Home >Technology peripherals >AI >Gary Marcus: Text-generated image systems cannot understand the world and are far from AGI

Gary Marcus: Text-generated image systems cannot understand the world and are far from AGI

WBOY
WBOYforward
2023-04-09 09:31:031361browse

This article is reproduced from Lei Feng.com. If you need to reprint, please go to the official website of Lei Feng.com to apply for authorization.

Since the advent of DALL-E 2, many people have believed that AI capable of drawing realistic images is a big step towards artificial general intelligence (AGI). OpenAI CEO Sam Altman once declared "AGI is going to be wild" when DALL-E 2 was released, and the media are also exaggerating the significance of these systems for the progress of general intelligence.

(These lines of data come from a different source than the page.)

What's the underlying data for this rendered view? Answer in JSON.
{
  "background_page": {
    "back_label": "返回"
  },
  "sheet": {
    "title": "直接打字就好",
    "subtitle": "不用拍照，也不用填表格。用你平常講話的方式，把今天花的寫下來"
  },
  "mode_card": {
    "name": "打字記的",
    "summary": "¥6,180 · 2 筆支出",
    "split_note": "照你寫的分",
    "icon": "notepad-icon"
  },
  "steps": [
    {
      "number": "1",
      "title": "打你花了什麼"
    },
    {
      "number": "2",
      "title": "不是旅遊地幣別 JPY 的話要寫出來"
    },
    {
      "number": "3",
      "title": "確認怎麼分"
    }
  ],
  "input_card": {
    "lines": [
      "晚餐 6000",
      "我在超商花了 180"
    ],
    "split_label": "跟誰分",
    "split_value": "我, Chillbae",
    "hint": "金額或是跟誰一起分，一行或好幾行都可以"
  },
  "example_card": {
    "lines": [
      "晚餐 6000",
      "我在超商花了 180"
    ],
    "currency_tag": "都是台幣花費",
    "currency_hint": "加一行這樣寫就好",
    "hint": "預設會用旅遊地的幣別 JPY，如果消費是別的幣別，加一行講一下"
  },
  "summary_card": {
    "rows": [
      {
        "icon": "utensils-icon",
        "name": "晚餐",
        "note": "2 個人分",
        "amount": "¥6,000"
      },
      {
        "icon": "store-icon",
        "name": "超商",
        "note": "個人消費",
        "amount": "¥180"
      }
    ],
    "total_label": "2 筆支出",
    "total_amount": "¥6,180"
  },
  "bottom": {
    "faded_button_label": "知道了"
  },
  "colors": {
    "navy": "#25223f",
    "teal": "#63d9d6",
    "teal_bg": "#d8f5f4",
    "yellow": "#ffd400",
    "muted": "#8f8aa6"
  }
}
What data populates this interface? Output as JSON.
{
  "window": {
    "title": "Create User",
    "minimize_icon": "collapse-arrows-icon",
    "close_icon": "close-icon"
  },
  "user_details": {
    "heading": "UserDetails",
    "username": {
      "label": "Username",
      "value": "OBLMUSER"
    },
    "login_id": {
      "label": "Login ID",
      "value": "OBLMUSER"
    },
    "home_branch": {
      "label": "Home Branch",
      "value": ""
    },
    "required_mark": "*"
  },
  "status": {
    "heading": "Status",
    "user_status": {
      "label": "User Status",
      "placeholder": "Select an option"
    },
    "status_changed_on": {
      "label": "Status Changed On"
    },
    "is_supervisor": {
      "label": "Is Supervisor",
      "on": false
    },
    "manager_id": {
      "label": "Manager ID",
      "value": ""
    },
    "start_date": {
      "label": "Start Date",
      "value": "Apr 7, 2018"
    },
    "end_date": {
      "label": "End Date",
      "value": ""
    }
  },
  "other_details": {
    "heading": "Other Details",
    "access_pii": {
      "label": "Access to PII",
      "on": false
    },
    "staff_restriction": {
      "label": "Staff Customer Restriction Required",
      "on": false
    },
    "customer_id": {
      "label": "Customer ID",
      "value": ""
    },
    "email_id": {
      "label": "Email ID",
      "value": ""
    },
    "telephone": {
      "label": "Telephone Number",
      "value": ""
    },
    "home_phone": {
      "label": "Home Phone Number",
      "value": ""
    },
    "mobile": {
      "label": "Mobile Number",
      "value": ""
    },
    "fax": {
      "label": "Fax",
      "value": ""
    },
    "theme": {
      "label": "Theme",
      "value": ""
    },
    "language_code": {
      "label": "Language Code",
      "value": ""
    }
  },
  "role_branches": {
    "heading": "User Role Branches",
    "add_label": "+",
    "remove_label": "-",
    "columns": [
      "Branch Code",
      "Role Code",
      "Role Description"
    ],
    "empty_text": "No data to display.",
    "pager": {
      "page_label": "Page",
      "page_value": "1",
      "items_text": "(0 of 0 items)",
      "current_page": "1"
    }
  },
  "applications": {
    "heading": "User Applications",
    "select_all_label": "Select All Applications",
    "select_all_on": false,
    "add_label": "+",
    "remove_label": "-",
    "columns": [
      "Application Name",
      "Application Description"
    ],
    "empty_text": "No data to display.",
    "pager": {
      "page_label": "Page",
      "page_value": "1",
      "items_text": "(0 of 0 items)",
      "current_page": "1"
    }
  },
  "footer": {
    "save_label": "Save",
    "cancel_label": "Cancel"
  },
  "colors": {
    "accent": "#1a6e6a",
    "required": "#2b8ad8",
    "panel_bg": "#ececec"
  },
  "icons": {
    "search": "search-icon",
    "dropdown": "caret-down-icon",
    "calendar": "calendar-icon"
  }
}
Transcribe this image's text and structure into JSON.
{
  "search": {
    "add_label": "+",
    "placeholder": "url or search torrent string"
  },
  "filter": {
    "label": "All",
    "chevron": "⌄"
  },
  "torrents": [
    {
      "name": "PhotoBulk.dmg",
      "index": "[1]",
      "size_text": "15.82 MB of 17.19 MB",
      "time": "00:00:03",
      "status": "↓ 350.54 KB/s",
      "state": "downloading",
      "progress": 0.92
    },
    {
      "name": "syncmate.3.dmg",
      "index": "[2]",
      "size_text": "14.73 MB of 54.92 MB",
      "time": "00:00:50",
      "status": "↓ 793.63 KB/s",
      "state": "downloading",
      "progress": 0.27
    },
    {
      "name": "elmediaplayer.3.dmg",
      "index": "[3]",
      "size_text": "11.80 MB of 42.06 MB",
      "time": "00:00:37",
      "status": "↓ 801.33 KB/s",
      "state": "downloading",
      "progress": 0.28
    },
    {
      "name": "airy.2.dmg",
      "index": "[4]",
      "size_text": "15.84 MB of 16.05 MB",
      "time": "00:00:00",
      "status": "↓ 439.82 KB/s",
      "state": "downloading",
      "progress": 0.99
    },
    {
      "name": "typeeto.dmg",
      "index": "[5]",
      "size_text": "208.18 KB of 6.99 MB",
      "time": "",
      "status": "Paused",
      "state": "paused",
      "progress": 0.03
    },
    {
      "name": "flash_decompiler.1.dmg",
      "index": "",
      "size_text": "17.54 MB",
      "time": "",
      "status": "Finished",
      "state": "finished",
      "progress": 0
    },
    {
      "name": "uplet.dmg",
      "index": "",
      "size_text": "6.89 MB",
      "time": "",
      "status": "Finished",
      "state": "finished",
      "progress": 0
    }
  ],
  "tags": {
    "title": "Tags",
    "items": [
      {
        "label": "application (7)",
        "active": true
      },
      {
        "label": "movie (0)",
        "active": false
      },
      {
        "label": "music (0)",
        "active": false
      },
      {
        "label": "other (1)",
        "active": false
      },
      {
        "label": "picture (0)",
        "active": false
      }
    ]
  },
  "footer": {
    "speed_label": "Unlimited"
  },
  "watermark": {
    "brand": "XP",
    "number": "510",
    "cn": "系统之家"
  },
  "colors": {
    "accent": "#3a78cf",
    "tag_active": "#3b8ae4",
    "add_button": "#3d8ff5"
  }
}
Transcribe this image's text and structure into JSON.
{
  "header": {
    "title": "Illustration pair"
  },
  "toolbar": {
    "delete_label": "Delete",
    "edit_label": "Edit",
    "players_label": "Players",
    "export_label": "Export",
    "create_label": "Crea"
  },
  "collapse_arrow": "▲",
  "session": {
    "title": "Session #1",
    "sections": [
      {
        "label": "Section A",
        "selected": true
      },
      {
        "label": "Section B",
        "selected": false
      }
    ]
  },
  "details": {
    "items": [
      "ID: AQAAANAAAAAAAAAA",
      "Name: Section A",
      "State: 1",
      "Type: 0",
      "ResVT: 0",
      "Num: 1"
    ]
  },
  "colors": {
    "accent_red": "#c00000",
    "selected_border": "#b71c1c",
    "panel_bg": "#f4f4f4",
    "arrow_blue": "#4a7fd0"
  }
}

But is it really so? Gary Marcus, a well-known AI scholar and enthusiast who pours cold water on AI, expressed his "reservations."

Recently, he suggested that when evaluating progress in AGI, it is key to see whether systems like Dall-E, Imagen, Midjourney and Stable Diffusion truly understand the world and can reason based on this knowledge. and make decisions.

When judging the significance of these systems to AI (including narrow and broad AI), we can ask the following three questions:

Can the image synthesis system Generate high quality images?

Can they relate language input to the images they produce?

Do they understand the world behind the images they present?

1 AI does not understand the relationship between language and images

On the first question, the answer is yes. The only difference is that trained human artists can do a better job at using AI to generate images.

On the second question, the answer is not necessarily certain. These systems can perform well on certain language inputs. For example, the following picture is the "astronaut on a horse" generated by DALL-E 2:

Gary Marcus:文本生成图像系统理解不了世界,离 AGI 还差得远

But in other cases On some language inputs, these AIs perform poorly and are easily fooled. For example, Marcus pointed out on Twitter some time ago that these systems have difficulty generating corresponding accurate images when faced with "a horse riding an astronaut":

Gary Marcus:文本生成图像系统理解不了世界,离 AGI 还差得远

Although deep learning advocates have fiercely countered this, such as AI researcher Joscha Bach who believes that "Imagen may just use the wrong training set", machine learning professor Luca Ambrogioni counters that this shows that "Imagen already has a certain degree of common sense", so refuse to generate something ridiculous.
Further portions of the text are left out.